Risks of aspirin use

Even relatively short-term daily use of aspirin has been demonstrated to result in negative side effects. One 2009 study administered either low-dose aspirin or a placebo daily for 14 days to a group of healthy volunteers and found that 80% of the aspirin group developed small bowel pathology, compared to 20% in the control. The authors specify that the difference between the two groups was not significant but conclude that low-dose aspirin was associated with mild inflammation of the small intestine .

Natural alternatives to aspirin

Fortunately, several natural alternatives are readily available that provide comparable, and in some cases superior cardiovascular protection, without the risks associated with aspirin. Most of these substances work by reducing platelet aggregation, or the clumping together of platelets in blood to form a blood clot.

Platelet aggregation can lead to stroke, infarction, or other cardiovascular event and is of particular concern in individuals with atherosclerosis.
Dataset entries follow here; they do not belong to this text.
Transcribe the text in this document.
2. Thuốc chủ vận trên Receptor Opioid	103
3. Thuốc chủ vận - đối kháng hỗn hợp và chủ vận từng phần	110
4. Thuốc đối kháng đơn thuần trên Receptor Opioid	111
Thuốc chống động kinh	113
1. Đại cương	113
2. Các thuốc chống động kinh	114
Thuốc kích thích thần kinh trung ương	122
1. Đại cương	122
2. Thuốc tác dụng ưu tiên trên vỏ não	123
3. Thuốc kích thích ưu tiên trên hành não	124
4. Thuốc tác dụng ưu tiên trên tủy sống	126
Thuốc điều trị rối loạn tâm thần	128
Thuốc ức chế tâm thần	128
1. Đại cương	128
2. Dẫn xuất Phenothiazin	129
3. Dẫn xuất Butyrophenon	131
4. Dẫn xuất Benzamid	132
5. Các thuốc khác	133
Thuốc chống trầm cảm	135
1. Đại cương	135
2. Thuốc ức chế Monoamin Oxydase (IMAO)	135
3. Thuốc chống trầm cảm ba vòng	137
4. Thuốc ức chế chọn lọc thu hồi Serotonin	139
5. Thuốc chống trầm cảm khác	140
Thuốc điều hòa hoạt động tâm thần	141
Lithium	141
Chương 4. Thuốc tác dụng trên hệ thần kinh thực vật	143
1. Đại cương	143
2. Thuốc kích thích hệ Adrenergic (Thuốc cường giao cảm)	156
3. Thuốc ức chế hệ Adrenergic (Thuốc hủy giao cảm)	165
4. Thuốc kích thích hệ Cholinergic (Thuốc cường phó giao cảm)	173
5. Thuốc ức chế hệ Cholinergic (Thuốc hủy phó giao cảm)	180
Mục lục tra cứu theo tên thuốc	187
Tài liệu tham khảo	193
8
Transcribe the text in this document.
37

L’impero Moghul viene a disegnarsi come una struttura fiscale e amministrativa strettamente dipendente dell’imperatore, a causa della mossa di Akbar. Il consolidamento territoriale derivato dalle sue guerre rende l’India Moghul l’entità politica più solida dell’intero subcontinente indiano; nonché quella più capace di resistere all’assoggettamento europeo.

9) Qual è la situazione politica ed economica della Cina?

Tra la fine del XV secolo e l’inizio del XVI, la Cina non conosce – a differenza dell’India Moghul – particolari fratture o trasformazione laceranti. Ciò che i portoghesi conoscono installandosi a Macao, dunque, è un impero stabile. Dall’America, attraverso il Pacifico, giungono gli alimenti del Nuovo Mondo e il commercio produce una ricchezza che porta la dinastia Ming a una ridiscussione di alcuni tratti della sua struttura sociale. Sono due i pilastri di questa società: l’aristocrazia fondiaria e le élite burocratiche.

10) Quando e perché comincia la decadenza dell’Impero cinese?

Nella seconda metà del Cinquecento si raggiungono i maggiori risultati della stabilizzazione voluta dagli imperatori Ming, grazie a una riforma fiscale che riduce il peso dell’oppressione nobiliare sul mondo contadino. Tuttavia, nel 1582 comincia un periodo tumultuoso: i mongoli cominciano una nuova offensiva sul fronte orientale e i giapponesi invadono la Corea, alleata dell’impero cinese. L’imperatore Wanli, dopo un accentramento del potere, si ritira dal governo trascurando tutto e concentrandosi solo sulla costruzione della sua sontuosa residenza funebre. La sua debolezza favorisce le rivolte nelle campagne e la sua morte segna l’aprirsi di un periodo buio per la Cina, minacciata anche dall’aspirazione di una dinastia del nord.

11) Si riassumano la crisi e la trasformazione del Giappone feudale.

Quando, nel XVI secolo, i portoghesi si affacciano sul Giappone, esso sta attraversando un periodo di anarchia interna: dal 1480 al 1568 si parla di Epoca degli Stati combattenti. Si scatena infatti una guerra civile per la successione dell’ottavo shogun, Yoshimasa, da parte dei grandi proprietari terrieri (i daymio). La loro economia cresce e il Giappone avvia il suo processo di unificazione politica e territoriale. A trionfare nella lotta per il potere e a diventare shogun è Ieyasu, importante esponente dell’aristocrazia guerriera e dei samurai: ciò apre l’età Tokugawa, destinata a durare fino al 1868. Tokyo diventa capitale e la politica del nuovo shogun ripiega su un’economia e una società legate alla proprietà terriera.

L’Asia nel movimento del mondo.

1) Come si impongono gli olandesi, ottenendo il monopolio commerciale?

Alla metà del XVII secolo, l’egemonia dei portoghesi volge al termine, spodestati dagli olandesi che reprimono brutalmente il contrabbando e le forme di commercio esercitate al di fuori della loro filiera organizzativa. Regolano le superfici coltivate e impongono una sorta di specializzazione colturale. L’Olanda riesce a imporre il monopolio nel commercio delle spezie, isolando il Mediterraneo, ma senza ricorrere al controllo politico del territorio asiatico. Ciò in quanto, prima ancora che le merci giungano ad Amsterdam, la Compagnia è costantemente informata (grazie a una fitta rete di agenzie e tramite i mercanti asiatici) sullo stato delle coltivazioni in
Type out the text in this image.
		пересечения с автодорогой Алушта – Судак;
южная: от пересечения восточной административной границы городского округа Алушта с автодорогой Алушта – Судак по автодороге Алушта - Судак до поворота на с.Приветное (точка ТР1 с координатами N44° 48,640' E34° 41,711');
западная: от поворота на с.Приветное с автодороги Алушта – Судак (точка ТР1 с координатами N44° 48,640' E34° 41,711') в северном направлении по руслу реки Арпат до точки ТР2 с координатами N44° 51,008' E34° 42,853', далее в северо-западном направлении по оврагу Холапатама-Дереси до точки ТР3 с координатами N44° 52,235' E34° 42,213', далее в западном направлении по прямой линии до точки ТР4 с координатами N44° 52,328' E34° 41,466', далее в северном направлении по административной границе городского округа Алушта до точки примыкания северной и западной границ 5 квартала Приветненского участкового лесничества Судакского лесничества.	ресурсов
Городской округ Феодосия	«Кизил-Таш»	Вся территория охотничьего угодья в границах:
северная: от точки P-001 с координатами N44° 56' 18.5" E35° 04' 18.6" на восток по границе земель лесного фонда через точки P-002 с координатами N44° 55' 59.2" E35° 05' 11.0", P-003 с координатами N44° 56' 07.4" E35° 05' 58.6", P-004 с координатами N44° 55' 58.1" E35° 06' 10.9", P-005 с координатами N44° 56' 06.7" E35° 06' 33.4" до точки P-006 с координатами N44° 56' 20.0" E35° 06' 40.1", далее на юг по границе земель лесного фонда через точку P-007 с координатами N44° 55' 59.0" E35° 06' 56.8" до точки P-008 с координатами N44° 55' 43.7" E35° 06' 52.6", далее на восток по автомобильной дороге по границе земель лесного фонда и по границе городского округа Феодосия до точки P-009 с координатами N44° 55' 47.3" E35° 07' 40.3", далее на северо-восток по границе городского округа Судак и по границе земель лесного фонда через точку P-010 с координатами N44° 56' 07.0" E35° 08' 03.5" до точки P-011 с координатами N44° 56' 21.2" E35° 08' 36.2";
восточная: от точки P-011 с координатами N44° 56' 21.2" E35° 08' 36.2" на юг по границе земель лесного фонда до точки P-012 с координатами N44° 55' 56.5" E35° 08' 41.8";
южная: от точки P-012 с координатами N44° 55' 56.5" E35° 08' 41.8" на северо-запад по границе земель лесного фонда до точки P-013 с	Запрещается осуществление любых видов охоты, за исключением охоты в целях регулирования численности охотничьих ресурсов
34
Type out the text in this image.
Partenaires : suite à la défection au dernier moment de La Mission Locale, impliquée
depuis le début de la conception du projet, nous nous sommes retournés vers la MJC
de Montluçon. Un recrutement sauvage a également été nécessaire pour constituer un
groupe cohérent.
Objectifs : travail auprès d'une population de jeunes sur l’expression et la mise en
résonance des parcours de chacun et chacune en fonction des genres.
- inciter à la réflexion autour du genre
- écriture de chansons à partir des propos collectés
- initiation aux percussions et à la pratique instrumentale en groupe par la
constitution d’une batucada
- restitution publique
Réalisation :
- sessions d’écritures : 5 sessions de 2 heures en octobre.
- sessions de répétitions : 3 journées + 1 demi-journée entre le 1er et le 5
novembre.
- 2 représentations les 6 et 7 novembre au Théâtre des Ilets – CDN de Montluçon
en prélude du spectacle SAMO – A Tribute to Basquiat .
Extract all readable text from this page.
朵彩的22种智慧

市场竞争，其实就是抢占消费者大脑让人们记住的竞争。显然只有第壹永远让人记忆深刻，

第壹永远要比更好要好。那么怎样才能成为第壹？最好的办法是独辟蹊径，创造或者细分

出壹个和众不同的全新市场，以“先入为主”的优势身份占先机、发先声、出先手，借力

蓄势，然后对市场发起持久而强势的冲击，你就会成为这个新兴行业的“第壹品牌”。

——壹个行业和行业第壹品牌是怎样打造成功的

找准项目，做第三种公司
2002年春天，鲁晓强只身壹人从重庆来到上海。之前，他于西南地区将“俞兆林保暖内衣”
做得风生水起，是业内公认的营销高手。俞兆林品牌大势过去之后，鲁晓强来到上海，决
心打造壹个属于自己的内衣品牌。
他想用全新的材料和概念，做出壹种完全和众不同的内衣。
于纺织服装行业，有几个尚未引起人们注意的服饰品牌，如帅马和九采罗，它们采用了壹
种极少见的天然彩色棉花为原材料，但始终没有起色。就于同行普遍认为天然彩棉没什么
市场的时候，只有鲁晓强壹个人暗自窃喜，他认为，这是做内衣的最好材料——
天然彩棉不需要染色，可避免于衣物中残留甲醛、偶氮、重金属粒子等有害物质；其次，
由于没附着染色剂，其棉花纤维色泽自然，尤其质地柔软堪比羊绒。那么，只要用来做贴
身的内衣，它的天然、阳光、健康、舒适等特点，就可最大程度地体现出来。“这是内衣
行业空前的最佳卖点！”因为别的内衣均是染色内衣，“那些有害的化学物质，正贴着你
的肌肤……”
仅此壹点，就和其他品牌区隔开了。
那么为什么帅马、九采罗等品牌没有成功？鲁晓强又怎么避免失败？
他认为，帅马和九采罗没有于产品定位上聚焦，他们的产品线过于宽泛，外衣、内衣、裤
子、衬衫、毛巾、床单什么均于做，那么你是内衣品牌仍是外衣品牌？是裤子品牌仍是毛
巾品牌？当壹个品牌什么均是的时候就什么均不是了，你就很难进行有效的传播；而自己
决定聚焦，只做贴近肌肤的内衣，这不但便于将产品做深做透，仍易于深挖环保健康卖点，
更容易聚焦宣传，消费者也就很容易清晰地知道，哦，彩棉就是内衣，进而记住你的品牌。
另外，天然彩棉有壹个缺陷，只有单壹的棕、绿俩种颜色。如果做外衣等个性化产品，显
When atherosclerotic plaque narrows blood vessels, platelet aggregation becomes a larger concern, as narrow blood vessels can more easily become blocked by aggregated platelets.

In the following sections we will present research about specific natural substances that have been demonstrated to reduce risk of cardiovascular events by reducing platelet aggregation and supporting the vascular endothelium.


Pycnogenol is a standardized extract of maritime French pine bark that has antioxidative and antiinflammatory effects. It is high in phenolic acids, catechin and taxifolin . It is hard to spell but quite effective at reducing cardiovascular risk factors.